Many of the demonstrators said that the book burning reminded them of Fahrenheit 451, the Taliban's destruction of ancient Buddha statues, and similar acts of cultural repression. The protesters could draw on a long, sad string of historic precedents by which to denounce the event. Even John Calvin, that great exponent of Christian liberty, famously forced his godless opponents to burn their own books publicly in order to escape execution.

But to characterize the book burning as a serious threat to free expression, as several demonstrators and many outside commentators did, is to misunderstand completely how such actions resonate in contemporary America. The United States has certain features built into its legal framework, including theoretically inviolable property rights and freedoms of speech and the press, that make it very difficult for would-be Ayatollahs to coerce the rejection of certain writings or ideas.

Granted, the Constitution also guarantees freedom of religion; but these mechanisms force religion to bend in such a way that, in effect, the pastors propose and the congregations dispose. Brock himself acknowledged this, writing in a church newsletter that "if you do not feel led to participate in tonight's [book burning], then please do not feel condemned or excluded, just follow God's leading for your family."

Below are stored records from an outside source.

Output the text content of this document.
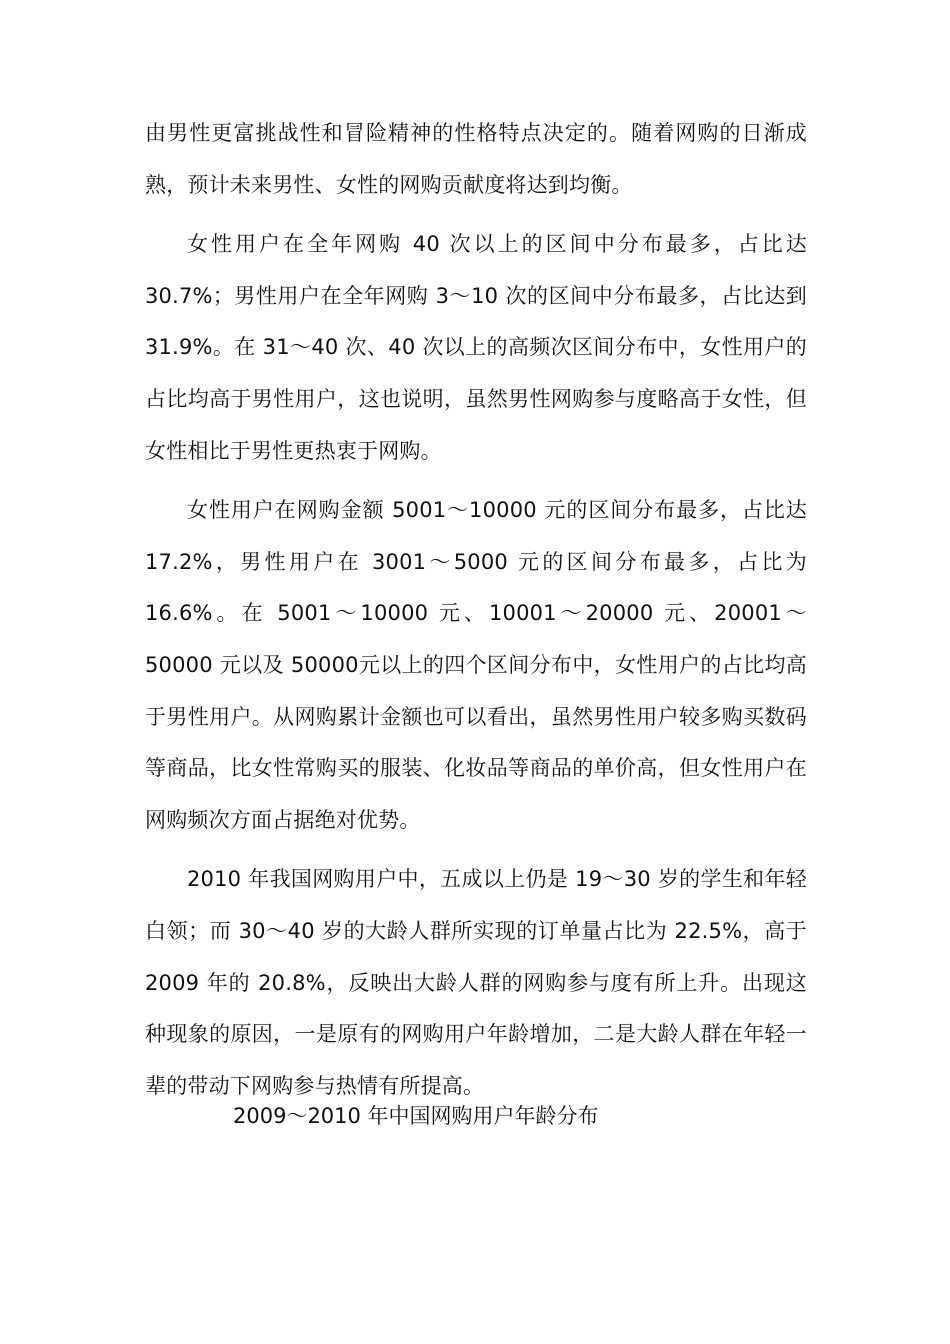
由男性更富挑战性和冒险精神的性格特点决定的。随着网购的日渐成熟，预计未来男性、女性的网购贡献度将达到均衡。

女性用户在全年网购 40 次以上的区间中分布最多，占比达30.7%；男性用户在全年网购 3～10 次的区间中分布最多，占比达到31.9%。在 31～40 次、40 次以上的高频次区间分布中，女性用户的占比均高于男性用户，这也说明，虽然男性网购参与度略高于女性，但女性相比于男性更热衷于网购。

女性用户在网购金额 5001～10000 元的区间分布最多，占比达17.2%，男性用户在 3001～5000 元的区间分布最多，占比为 16.6%。在 5001～10000 元、10001～20000 元、20001～50000 元以及 50000元以上的四个区间分布中，女性用户的占比均高于男性用户。从网购累计金额也可以看出，虽然男性用户较多购买数码等商品，比女性常购买的服装、化妆品等商品的单价高，但女性用户在网购频次方面占据绝对优势。

2010 年我国网购用户中，五成以上仍是 19～30 岁的学生和年轻白领；而 30～40 岁的大龄人群所实现的订单量占比为 22.5%，高于2009 年的 20.8%，反映出大龄人群的网购参与度有所上升。出现这种现象的原因，一是原有的网购用户年龄增加，二是大龄人群在年轻一辈的带动下网购参与热情有所提高。

2009～2010 年中国网购用户年龄分布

Worse (from Brock's perspective, at least), civic habits have collided with technology to create an automatic response to any hint of censorship. When a concerned citizen takes it upon himself to publicly burn books, it invites press coverage. Which, in turn, invites outraged charges of "censorship" by enlightened souls everywhere. Which, in turn, invites more press coverage—and on and on.

The upshot is inevitably an outcome similar to the one in New Mexico in December: disproportionate protest and ridicule for the burners, bigger sales and near immortality for the targeted book. The work, whatever its merits, automatically joins the American Library Association's coveted list of "challenged and banned books," ensuring that it will be stocked and read well into the next century.

Which for an author is a far more thoughtful wedding gift than a crockpot or place setting.